Current Work
I am working on a review of George Orwell and Russia by Masha Karp. There are several new books on Orwell out now, so I will be kept busy doing reviews. I have paid primary visits to the archives of George Orwell held at UCL, and Bernard Crick’s archive is at Birkbeck.
Three long-term projects are the books. I will update the collection of the Why I Write series that is already in eBook form on Amazon. I want to add some more writers to a new version. The second will be a collection of essays on the historian Raphael Samuel. The third will be a short book or long essay on Oliver Cromwell and the Putney Debates. Cromwell was the subject of my car crash 2003 dissertation for my BA History at Birkbeck.
I will write a short letter to the London Review of Books. It published a terrible letter from B. Letzler called The Shoah after Gaza. He managed to call Bob Dylan’s With God on Our Side “Dud”
Recent Book Purchases
- The Carnation Revolution by Alex Fernandes. I have written previously on this subject.
- Until I Find You by Rachel Nolan. An extraordinary book well researched on the disappeared children and coercive adoptions in Guatemala.
- Cancion by Eduardo Halfon
- The Great Revolutions by Duncan Hallas. I fine SWP tradition seems to concentrate on What happened rather than why.

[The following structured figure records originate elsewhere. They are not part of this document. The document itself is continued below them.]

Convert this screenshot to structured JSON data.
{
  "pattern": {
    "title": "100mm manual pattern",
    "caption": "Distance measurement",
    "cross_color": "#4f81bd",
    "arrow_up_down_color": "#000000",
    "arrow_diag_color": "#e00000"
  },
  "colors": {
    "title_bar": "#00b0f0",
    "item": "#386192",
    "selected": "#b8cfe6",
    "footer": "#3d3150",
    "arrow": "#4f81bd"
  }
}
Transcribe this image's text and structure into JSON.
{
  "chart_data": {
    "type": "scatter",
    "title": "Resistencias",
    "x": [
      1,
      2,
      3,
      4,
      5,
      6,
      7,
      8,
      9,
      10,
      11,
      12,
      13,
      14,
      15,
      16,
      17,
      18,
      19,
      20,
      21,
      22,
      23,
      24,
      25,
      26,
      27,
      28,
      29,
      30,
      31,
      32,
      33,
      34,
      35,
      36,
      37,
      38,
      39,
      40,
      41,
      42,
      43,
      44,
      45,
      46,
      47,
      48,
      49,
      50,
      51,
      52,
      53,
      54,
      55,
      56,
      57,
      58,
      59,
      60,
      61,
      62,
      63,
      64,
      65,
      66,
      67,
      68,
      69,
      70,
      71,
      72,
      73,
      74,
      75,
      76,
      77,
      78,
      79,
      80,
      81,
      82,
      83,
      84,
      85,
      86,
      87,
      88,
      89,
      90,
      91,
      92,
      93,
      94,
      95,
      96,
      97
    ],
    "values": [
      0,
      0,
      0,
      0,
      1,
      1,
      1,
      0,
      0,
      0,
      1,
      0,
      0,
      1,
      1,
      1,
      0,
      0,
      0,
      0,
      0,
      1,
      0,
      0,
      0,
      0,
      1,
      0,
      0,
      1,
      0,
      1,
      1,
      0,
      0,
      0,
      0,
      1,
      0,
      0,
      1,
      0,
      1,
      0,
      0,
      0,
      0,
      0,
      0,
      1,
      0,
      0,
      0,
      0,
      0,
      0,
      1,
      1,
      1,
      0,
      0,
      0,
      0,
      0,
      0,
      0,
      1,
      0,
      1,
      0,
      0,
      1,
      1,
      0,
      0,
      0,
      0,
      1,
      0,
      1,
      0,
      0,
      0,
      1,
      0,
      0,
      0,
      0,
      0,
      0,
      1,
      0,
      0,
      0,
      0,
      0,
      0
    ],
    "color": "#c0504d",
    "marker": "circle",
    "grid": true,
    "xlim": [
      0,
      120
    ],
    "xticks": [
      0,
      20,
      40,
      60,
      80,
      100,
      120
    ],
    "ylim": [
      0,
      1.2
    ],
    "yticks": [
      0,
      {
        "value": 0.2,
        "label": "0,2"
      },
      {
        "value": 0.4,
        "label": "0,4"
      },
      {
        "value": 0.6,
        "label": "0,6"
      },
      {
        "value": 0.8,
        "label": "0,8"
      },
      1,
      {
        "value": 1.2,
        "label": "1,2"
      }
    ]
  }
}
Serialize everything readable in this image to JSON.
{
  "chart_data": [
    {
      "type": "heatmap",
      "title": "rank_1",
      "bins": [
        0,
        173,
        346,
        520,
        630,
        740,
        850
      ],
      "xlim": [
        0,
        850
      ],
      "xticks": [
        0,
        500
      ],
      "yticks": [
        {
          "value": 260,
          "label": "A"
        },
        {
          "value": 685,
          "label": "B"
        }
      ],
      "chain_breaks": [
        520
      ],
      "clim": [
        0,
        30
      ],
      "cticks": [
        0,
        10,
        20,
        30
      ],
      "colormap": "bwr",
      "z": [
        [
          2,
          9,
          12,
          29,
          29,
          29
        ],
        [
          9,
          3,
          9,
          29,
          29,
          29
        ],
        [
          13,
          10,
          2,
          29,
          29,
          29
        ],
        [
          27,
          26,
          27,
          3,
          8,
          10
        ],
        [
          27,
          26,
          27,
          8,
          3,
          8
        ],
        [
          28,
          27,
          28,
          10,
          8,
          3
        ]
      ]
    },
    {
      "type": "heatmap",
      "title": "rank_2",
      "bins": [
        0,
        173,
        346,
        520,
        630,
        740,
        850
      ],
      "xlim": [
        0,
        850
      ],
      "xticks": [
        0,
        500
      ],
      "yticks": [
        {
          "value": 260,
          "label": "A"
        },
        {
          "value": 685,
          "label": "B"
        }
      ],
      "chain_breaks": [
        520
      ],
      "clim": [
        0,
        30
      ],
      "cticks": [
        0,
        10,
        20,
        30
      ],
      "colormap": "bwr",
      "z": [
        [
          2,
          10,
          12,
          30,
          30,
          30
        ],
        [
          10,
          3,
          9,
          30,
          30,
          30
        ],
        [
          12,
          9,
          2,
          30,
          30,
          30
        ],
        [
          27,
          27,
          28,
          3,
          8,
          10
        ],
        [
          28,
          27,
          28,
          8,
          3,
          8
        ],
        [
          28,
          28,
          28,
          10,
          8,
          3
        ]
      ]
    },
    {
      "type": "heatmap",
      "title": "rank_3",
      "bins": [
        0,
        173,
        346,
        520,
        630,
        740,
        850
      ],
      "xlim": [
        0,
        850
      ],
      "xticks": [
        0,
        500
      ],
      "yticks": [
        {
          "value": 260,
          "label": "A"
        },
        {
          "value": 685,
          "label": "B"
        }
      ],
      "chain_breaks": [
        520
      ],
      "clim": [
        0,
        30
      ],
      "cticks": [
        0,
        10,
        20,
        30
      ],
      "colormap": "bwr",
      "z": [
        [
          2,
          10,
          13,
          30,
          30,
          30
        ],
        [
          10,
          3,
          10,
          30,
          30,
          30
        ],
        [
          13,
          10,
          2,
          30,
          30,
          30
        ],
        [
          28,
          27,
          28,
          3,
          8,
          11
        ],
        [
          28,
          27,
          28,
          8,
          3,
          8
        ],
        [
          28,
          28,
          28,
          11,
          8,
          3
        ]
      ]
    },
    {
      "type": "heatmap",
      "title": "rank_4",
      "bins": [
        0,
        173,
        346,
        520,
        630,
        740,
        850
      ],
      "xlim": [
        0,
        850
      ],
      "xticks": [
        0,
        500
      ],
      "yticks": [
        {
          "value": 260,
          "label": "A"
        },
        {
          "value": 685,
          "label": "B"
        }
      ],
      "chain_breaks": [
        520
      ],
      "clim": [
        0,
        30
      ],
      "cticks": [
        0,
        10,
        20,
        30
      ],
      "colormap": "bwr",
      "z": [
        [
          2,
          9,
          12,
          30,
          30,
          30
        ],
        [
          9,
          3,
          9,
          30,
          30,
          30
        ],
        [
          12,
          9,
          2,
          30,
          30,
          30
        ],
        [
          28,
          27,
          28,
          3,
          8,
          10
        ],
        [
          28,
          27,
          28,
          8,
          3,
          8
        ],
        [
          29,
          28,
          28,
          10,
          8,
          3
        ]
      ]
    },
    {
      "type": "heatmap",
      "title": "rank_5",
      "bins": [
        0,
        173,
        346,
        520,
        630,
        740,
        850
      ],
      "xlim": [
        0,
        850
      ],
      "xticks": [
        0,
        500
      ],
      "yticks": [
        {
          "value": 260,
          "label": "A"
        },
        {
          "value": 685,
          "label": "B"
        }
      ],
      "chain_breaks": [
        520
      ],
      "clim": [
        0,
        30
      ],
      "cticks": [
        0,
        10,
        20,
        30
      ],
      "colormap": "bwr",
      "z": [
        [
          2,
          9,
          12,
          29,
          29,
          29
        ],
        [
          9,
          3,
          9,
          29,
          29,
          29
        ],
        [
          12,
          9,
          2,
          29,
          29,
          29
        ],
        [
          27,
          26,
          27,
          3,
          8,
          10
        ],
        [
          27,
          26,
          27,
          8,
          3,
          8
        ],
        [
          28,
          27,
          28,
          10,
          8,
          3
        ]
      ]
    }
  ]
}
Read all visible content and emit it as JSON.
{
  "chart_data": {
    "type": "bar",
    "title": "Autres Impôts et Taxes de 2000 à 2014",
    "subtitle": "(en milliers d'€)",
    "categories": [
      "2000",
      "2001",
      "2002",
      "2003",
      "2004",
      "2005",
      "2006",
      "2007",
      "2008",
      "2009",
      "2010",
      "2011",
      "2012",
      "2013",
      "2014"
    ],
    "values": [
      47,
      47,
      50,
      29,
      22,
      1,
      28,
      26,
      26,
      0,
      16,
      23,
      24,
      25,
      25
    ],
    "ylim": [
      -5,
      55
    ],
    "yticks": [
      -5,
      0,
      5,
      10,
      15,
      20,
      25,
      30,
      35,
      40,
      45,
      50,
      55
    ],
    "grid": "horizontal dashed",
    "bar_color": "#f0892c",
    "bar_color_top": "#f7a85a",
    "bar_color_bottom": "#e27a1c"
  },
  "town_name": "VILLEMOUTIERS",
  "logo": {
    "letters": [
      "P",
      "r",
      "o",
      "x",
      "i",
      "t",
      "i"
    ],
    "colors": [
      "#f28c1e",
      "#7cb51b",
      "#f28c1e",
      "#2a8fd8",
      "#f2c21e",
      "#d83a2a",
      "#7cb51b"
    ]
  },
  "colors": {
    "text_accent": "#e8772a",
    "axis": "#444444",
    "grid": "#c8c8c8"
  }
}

- The Blazing World by J Healey. This is the paperback version. I have been meaning to get around to reviewing this for ages.
- Travellers of the World Revolution by B Studer, Verso
- Marxism and the English Revolution by John Rees. This has not been released yet. I will get a review copy, hopefully.
Recent Events
I regularly attend the online SEP Postal Workers Committee. I follow their work closely and their stuff on the Post is way better than I can write. They write about it. I work it. A good combination.
I have started to watch a few episodes of Sky’s Royal Kill List. What a terrible piece of television. If there was a historian consulted on this programme, he should share the same fate as Charles 1st. When a series has so much swearing, it has very little to say and even less history.